The afternoon was spent at Sepulvea, running across hanging bridges, chasing hummingbirds, and hitting each other with gigantaleaves.
What is now considered Monteverde was founded by Quakers from the United States whose pacifist values led them to defy the American draft during the Korean War. Two brothers from this group built and run the Hotel Fonda Vela. We checked in, roamed the immense gardens, and didn't want to leave. Ansel, by the time in the trip, had become almost obnoxious as I am with his need to take pictures of everything.
At dusk, we put on our raincoats, borrowed some flashlights, and spent 2 hours on a night hike in the Children's Eternal Rainforest with Graybean (that is how he pronounced his name), our personal tour guide. The Children’s Eternal Rainforest is the largest private reserve in Costa Rica, with an area of 22,500 hectares of protected tropical forest.
The Children’s Rainforest Movement began in 1987 with a small classroom in Sweden and has continued to expand around the world. It was a tangible reminder to us and the kids that we can affect change in the world. At present, 44 different countries have contributed to the acquisition and protection of the land.
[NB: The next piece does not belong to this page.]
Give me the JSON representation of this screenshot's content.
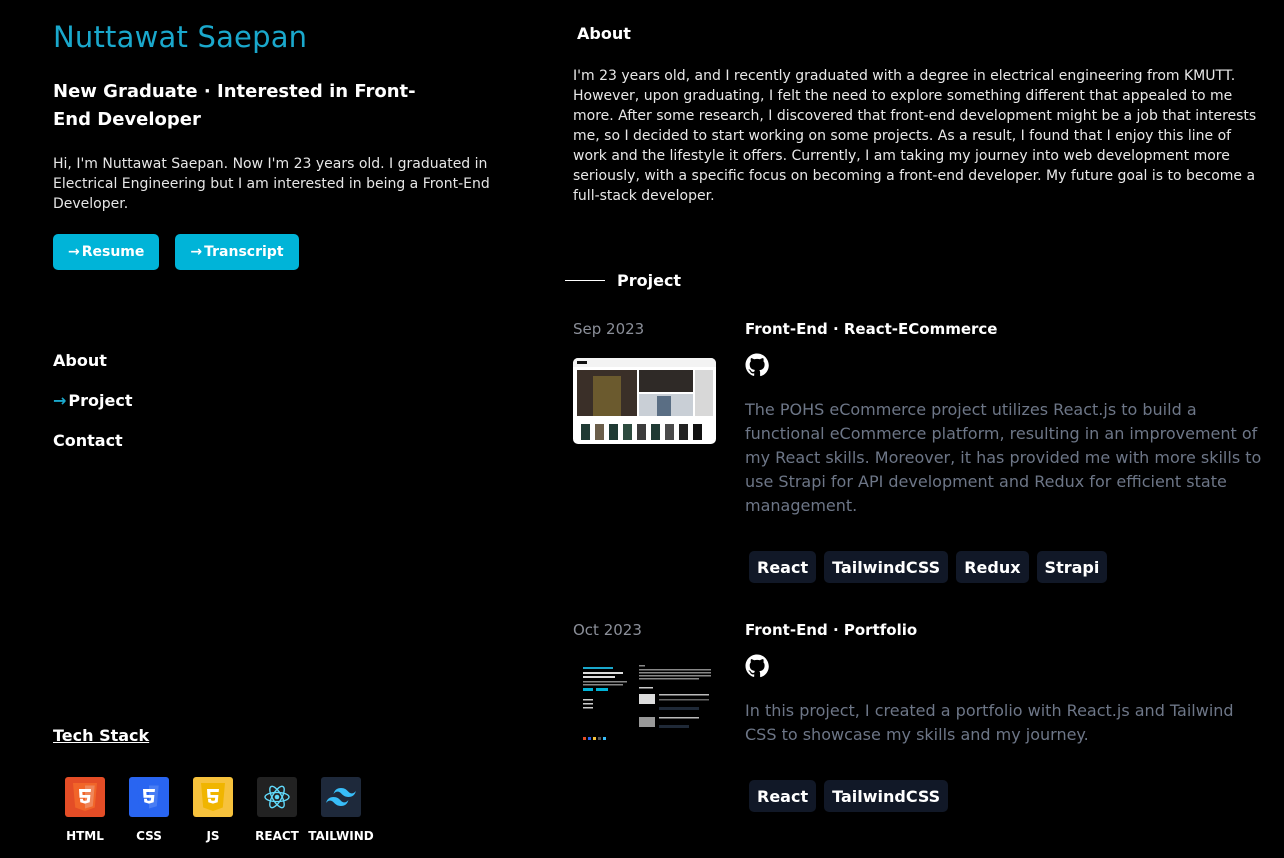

I think I haven't mentioned that October is down month in Costa Rica. It is considered the rainy season and many people close shop and don't bother trying to make a living. It worked to our benefit in that we never had to fight crowds, had personal tour guides, and got special rainy season rates in our hotels. The downside was that we felt personally responsible for the economic health of the country.
The forest takes on new life in the dark and we saw innumerable amounts of insects and creepy crawly things. We are all enjoying ourselves until we came across a few of these beautiful creatures nestled on the edge of their muddy holes. Ansel could not wait to get back to the car.